At issue was an order asking for regular updates on the process. Kelley proposed it Oct. 22, but Mayor Henrietta Davis used her charter right to delay it one meeting. When it came up again Monday, a version of it passed despite Maher protesting that “we are not there yet.”

“We have a tendency to put the cart before the horse,” Maher said. “We have not yet decided exactly the process that we’re taking. I think that once we do decide and have a process in place, regular updates most definitely would be part of that, as well as access through the Internet.”

But other councillors argued that it would be good to have a central place residents can go for documents such as his committee report or to see when the next meeting was set even if, as Leland Cheung said, “it was just to say we’re still in the process.”

“It does feel that it’s moving a little bit too slow,” Denise Simmons said. “I early on asked that we had some sort of timeline … whatever gets us moving faster, I would certainly support.”

A rough timeline was discussed at the Oct. 24 meeting, with councillors looking to use a recommended list of vendors to run a search instead of a bidding process that could take three to four months. But Maher reported Monday that research into state law showed the faster process, called the General Services Administration Approved Vendor list, can’t be used.

Residents’ false expectations

That seemed less important when the committee meeting looked at the overall schedule for a search. A “visioning” process to decide what Cambridge wants in its next city manager — what the report described as including “stakeholder interviews (university leadership, business community, school leadership, focus groups, neighborhood representatives, city employees, public housing residents, student bodies within the community), citizen engagement surveys, and an analysis and report” could take six to nine months, potentially starting in January and ending in September, Healy said. Even if a search firm is working simultaneously within a six-month timeframe, the committee is seeing the search narrow to potential candidates or finalists in mid-2014. A search firm would likely cost in the six figures, he said.

Already Reeves was unhappy with the speed of the process, but Davis said Oct. 24 that she did not feel “the same sense of urgency” and felt the city would be fine if there was a gap before the hiring of the next permanent city manager., whom the council praises frequently for his organizational and fiscal leadership. According to Cambridge Community Television blogger Saul Tannenbaum, though, the city manager believes an excellent transition team is already in place: his current department heads and Assistant City Manager Rich Rossi, who could be acting city manager “without batting an eyelash.”
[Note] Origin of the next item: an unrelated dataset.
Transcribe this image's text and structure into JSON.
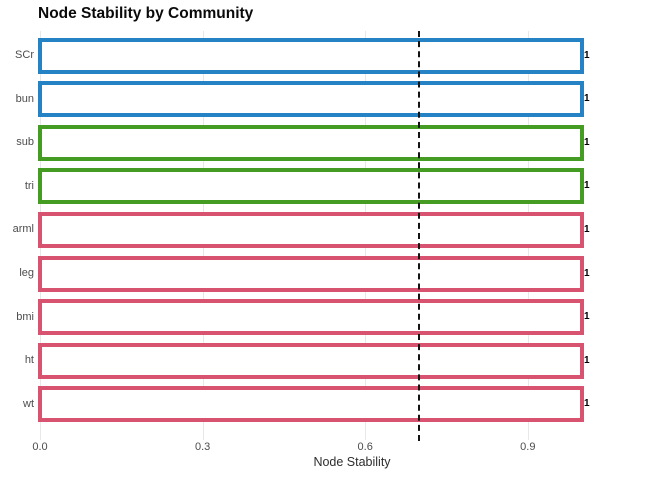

Residents shouldn’t get false expectations for a new city manager, Davis said.

“It makes it seem as if we’ve committed to go full steam ahead but we aren’t. I don’t think that there’s a commitment to go full steam ahead — there’s a commitment to figure out ‘Should we do a visioning process?’ What’s the scope of that visioning process? How long will that take?” Davis said. “Until we’ve settled on what process we’re going on, we’re setting expectations we’re hard at work. We’re not hard at work looking for a city manager … there is no promise of that sort that’s been made.”

The order that passed setting aside a section of the city’s website for updates also doesn’t have a schedule attached. It asks Healy “to take the appropriate action to develop a site where all relevant documentation” will be gathered.

“I’m getting very frustrated, and honestly I don’t think we’re doing our job on this one,” Kelley said.